>>3374We know what BAP means by "the right of the stronger and better" just like we know what Sam Hyde means by "real Americans", but that doesn't make it coherent. I'll apply that same distinction I used in
>>3385 between the truth and the political formulas here.
As a political formula, no one has ever really said "we are the best by nature therefore we rule". Even the Nazis (which BAP incorrectly calls unphilosophical) didn't use that as their political formula. Their political formula was "nature knows of no right but that of the stronger and better *therefore we as a society must become stronger and better*, following the methods and laws of nature (struggle, selection, breeding, etc) as taught by Adolf Hitler". The political formula was that the Nazis ruled because they were the best for this necessary job, not just because they were strong. Their power was in fact largely based on strength and brutality but that was not the legitimacy narrative. BAP gets this mixed around the way he always seems to on this topic.
He's right that Trump, Bolsonaro are held back by this legitimacy narrative stuff, often including the insanity of actually believing it. But again I think he's failing to see the distinction between what you believe internally and how you justify yourself to the rest of the world (who you do in fact have to make some peace with). The mistake of the Nazis likewise was in going full Critias on foreign policy: "the right of the stronger and better" is hardly comforting to one's neighbors. Trump et al can't just go goblin mode not because they are cucked in their minds but because there is no such working strategy.
This mixup is an ancient issue for philosophy.

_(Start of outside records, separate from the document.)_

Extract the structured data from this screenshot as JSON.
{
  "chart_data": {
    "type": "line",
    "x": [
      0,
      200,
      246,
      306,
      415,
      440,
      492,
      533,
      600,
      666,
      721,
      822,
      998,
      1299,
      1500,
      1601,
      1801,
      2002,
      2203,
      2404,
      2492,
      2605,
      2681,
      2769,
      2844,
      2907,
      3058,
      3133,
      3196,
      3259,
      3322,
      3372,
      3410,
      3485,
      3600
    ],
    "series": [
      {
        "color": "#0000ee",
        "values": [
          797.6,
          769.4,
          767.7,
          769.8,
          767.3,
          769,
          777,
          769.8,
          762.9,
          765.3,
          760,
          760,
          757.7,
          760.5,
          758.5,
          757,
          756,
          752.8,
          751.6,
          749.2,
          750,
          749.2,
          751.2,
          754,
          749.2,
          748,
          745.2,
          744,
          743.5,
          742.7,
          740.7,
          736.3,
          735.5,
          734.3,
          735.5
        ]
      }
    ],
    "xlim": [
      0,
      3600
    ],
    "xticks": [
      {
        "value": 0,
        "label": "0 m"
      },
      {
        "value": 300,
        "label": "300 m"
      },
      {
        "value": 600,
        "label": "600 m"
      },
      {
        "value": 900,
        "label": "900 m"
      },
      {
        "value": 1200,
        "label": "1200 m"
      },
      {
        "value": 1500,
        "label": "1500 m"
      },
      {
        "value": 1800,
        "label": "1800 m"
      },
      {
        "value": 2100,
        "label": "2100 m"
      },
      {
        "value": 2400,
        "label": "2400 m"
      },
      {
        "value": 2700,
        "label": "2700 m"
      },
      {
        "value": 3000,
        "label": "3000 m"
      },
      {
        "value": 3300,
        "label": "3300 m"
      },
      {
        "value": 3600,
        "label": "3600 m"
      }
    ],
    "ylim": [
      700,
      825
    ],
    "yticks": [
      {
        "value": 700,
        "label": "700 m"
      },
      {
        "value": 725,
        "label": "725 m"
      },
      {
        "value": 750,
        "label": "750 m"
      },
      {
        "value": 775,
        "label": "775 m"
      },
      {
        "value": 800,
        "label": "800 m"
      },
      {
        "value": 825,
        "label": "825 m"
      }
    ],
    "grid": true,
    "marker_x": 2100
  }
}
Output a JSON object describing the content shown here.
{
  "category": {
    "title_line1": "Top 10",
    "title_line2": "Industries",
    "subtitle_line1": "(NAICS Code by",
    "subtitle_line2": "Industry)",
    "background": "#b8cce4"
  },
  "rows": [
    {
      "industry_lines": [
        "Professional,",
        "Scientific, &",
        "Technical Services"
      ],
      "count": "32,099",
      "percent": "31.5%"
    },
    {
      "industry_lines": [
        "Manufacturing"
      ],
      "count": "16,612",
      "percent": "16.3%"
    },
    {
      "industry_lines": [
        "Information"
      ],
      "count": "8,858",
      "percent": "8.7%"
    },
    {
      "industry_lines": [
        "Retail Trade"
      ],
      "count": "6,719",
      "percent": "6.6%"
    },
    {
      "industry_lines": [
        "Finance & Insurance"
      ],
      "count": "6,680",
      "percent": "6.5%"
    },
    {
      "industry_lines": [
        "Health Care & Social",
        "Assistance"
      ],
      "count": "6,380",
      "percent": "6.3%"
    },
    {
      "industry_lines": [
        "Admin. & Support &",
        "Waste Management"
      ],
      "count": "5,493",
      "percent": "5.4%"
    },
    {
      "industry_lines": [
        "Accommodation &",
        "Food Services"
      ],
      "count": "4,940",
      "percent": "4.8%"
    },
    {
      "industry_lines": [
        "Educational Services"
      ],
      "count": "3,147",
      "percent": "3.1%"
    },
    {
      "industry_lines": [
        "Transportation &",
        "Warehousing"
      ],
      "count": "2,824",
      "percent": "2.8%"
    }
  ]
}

Thrasymachus (Greek BAP) starts Plato's republic with "the right of the stronger", Plato has Socrates poke a bunch of holes in it, and the rest of Plato's whole project is trying to get philosophers to properly make the distinction between truth and political legitimacy.
As a matter of truth "the right of the stronger" is of course just true. This is the basis of all of life and all relations between man. But it's also a tautology: if the masses conspire with the priests to come up with some lies to bamboozle and enslave "the stronger and better" (as idealized by the philosophers), as far as nature is concerned that is still the rule of the strong. The system of moralistic lies created by the masses and their priests is stronger. But of course this doesn't satisfy the philosophers because what they actually mean is a particular transcendent ideal of man as the product of great breeding for beauty, health, strength, genius, civilization, etc. This man has great "physis" (physique) but is not always favored by "physis" (physical nature or in this case political nature). In particular, he seems to be favored in pre-civilized times but creates a civilization which becomes taken over by decadence to his detriment. This is the central problem in philosophy: how to recover the breeding environment of idealized man in such a way that it remains robustly favored by nature including political nature. BAP's program amounts to ignoring political nature.
He's right again when saying you can only rely on your friends organized into philosophical fraternities (which he vulgarizes as "mafias") and must not have any faith in the exhausted nations and their taboos. This is both pragmatically true and a correct application of the philosopher's "atheism". But the central problem for these fraternities remains the problem of finding a *legitimate* path for the city that actually favors idealized higher man in practice, which may or may not favor him in rhetoric. LKY and Bukele show that much is possible, but in both cases they succeed by finding effective legitimacy formulas, and in neither case is it "muh strength".